Hudson Square, SoHo
“I actually don’t know,” he said. “It’s absolutely uncertain. But it’s my duty to do everything within my ability to make sure those places continue to operate and provide for the community and to our staff.”
As a chef, Uruguayan-born Mattos is known for taking the familiar and fashioning it into something wholly new and often, unexpected. His cooking draws from a variety of influences: years spent on his grandfather’s farm in Montevideo, growing up with his Italian grandmother’s cooking, and mentorships under chefs like Judy Rodgers (Zuni Cafe), Alice Waters (Chez Panisse), and Argentinian barbecue master Francis Mallman.
Estela opened in 2013 to critical success. Altro Paradiso and Flora Bar followed in 2016.
Since those dining rooms closed in March, Mattos has been keeping busy. He still visits at least one, if not more, of his restaurants every day. The daily life of a restaurant, even during a pandemic and even without diners, cooks, or servers, continues. Sidewalks need sweeping. Refrigerators and plumbing problems need fixing. Rents and insurance premiums are still due.
In the weeks after the shutdown, he and his team fed employees. They’ve also been cooking meals for first responders through World Central Kitchen.
Throughout, Mattos is still negotiating the rents for his leases.
“We got the PPP (Paycheck Protection Program loan), but it’s simply a patch,” he said. “It helps, it makes a little bit of sense, but it’s literally a patch.” As for the rent, he said, “We will find out where we can land on.”
Mattos is also thinking about what his restaurants will look like — if he manages to reopen them, that is — and what role they’ll continue to play in the broader community.
It wasn’t until mid-May that Mattos reopened Altro Paradiso for takeout and delivery, primarily because he wanted to provide jobs for the most vulnerable members of his staff, and also so the restaurant could reconnect with guests.
Now, every Wednesday, diners can order to-go boxes and wine bundles. On weekends, regulars can stop by for burgers or cocktails, and from Thursdays to Sundays, they can place Caviar orders for handmade candele or strozzapretti.
“Financially, it doesn’t make any sense, but it doesn’t have to do with making sense, financially. It’s a tough business to begin with. It’s providing a service. It’s essential. We provide some kind of service and normalcy to our community.”
Often, however, Mattos finds himself at a loss to comprehend how a country like the U.S., in many ways, still feels so unprepared for, or frankly, lost when it comes to dealing with something like a pandemic. Or why it is that the restaurant industry itself can be so inequitable.
“People should be able to make a fair amount of money and people in this industry should be working reasonable hours as well; they should have shelter,” he said. “It’s just very difficult to wrap my head around the fact that you don’t have any basic safety provided by your government.” The lack of guidelines for how to deal with COVID-19, he said, is particularly worrisome.
He’s also thought about what’s happening culturally, especially given the protests for racial justice in the wake of George Floyd’s murder at the hands of the police.

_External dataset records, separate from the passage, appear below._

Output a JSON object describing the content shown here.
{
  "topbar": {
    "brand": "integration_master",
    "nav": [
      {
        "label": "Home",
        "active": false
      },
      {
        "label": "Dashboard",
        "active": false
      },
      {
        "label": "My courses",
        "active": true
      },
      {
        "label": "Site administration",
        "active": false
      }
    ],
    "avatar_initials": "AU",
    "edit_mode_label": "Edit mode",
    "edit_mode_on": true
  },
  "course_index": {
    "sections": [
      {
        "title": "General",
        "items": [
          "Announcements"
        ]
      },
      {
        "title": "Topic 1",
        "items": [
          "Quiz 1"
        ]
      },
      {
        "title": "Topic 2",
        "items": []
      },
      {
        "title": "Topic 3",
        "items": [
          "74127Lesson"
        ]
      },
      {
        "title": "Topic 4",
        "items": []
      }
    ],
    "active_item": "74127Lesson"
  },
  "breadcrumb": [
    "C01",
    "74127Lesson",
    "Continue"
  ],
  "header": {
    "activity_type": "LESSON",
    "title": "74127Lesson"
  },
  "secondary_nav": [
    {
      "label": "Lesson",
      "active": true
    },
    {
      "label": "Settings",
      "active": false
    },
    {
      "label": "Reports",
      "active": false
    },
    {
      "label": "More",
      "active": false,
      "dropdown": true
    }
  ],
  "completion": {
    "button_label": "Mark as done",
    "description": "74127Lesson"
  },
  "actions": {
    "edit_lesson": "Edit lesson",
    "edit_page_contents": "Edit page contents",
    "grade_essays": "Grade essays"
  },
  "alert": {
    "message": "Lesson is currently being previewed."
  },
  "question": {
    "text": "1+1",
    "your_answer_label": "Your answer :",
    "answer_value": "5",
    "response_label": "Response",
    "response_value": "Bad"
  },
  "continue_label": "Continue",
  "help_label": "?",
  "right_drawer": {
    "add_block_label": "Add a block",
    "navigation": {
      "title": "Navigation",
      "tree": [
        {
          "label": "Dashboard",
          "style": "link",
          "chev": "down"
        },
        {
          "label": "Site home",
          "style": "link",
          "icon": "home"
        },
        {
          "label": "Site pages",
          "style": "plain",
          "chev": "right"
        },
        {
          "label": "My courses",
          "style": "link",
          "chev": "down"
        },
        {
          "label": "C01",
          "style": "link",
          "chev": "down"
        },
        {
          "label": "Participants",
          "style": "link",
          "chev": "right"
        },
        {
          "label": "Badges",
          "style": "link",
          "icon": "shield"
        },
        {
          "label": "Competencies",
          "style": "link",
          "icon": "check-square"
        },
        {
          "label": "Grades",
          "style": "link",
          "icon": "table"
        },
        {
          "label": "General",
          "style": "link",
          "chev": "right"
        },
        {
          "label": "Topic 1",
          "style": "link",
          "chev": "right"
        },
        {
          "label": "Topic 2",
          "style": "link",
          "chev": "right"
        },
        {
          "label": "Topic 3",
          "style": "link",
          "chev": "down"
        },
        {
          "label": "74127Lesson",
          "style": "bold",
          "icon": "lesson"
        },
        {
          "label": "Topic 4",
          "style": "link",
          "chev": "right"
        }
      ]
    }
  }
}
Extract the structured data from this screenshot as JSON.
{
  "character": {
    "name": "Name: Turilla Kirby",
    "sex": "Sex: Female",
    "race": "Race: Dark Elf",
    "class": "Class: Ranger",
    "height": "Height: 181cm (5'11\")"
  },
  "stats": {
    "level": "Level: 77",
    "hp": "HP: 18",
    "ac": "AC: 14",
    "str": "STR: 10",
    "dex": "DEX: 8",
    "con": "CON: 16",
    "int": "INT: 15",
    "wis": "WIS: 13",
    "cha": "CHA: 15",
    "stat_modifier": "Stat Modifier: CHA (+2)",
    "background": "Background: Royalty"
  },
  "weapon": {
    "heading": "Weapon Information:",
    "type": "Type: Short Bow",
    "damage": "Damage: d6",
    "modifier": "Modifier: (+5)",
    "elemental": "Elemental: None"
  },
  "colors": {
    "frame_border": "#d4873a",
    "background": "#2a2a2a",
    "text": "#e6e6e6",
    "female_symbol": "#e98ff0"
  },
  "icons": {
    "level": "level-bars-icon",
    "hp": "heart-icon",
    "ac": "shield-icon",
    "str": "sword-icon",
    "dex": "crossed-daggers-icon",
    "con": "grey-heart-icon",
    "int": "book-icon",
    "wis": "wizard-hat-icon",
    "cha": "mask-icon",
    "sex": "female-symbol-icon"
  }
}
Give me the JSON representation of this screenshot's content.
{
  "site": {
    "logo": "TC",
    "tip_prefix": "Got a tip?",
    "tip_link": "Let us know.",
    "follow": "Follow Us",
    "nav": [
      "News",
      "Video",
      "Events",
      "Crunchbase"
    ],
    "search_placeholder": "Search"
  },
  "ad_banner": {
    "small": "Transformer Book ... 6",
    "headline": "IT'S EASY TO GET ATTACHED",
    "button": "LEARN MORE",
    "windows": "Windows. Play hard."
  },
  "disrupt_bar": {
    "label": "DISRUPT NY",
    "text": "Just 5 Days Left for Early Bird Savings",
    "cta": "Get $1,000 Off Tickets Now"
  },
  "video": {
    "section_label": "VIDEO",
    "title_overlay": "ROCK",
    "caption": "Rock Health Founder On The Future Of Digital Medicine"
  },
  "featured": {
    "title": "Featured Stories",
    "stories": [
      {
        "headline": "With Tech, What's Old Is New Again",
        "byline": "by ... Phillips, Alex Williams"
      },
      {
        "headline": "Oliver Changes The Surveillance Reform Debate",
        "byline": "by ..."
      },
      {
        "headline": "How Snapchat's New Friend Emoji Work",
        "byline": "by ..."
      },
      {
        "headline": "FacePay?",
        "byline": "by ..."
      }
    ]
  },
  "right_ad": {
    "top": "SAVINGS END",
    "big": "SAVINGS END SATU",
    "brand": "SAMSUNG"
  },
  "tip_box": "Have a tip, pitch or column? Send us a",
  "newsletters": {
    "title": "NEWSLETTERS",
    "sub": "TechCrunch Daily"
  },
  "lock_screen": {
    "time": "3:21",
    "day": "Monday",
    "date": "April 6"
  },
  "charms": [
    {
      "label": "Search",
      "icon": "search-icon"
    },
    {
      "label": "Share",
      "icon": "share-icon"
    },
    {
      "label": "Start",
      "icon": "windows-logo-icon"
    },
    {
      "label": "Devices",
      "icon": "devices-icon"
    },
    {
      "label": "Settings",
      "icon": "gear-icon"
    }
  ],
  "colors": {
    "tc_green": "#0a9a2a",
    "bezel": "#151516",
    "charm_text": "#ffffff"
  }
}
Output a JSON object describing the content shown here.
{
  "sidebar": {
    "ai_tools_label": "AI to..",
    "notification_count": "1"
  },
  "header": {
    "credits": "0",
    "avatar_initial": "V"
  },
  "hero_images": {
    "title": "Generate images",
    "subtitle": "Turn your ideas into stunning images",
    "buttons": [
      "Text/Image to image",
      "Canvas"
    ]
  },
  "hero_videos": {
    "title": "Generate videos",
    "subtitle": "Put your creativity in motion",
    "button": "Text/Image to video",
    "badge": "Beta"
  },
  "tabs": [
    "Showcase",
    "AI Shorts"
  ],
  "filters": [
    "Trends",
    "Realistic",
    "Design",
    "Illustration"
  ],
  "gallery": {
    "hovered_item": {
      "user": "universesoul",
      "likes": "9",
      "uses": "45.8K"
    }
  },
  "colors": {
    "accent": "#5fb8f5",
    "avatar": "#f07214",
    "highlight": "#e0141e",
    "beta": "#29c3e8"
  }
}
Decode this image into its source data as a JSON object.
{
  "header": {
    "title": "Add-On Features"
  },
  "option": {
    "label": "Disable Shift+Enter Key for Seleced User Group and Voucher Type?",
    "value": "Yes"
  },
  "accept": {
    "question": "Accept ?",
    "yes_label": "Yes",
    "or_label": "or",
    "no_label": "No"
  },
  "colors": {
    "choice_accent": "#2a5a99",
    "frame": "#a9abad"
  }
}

“This country is so divided,” he said. “There’s a lot of anger. There’s a pain here that we have to acknowledge. It can’t be forgotten. I think it’s refreshing that people are mobilizing and voicing themselves and taking action for 300 years of wounds. Things have to change.”
Mattos also wonders exactly who will be living in New York City after the pandemic ends. Already, as multiple news outlets have reported, wealthier city dwellers fled New York at the height of the outbreak, and many other New Yorkers are now reassessing whether they still want to live here.
If and when restaurant dining resumes in New York, Mattos is sure of one thing: being committed to safety. Even before the shutdown, he’d already made changes to meal services, changing plate-ups for shared dishes, and instructing servers to minimize contact with diners.
Another thing he’s contemplating is what to charge guests. Mattos has historically wanted to keep his menu prices more accessible, but with limited seating capacity and rising rents, he’s acknowledged prices will likely increase and menus will likely be smaller to reduce inventory and waste.
“It’s essential that all of us, operators, chefs, and the entire industry, come to an agreement on how important it is to make our guests and clientele aware of what it takes to run a restaurant, and why the prices are what they are,” he said.
Above all, however, he said, “I just want diners to know we want to make them happy. We want to provide them the best experiences possible.”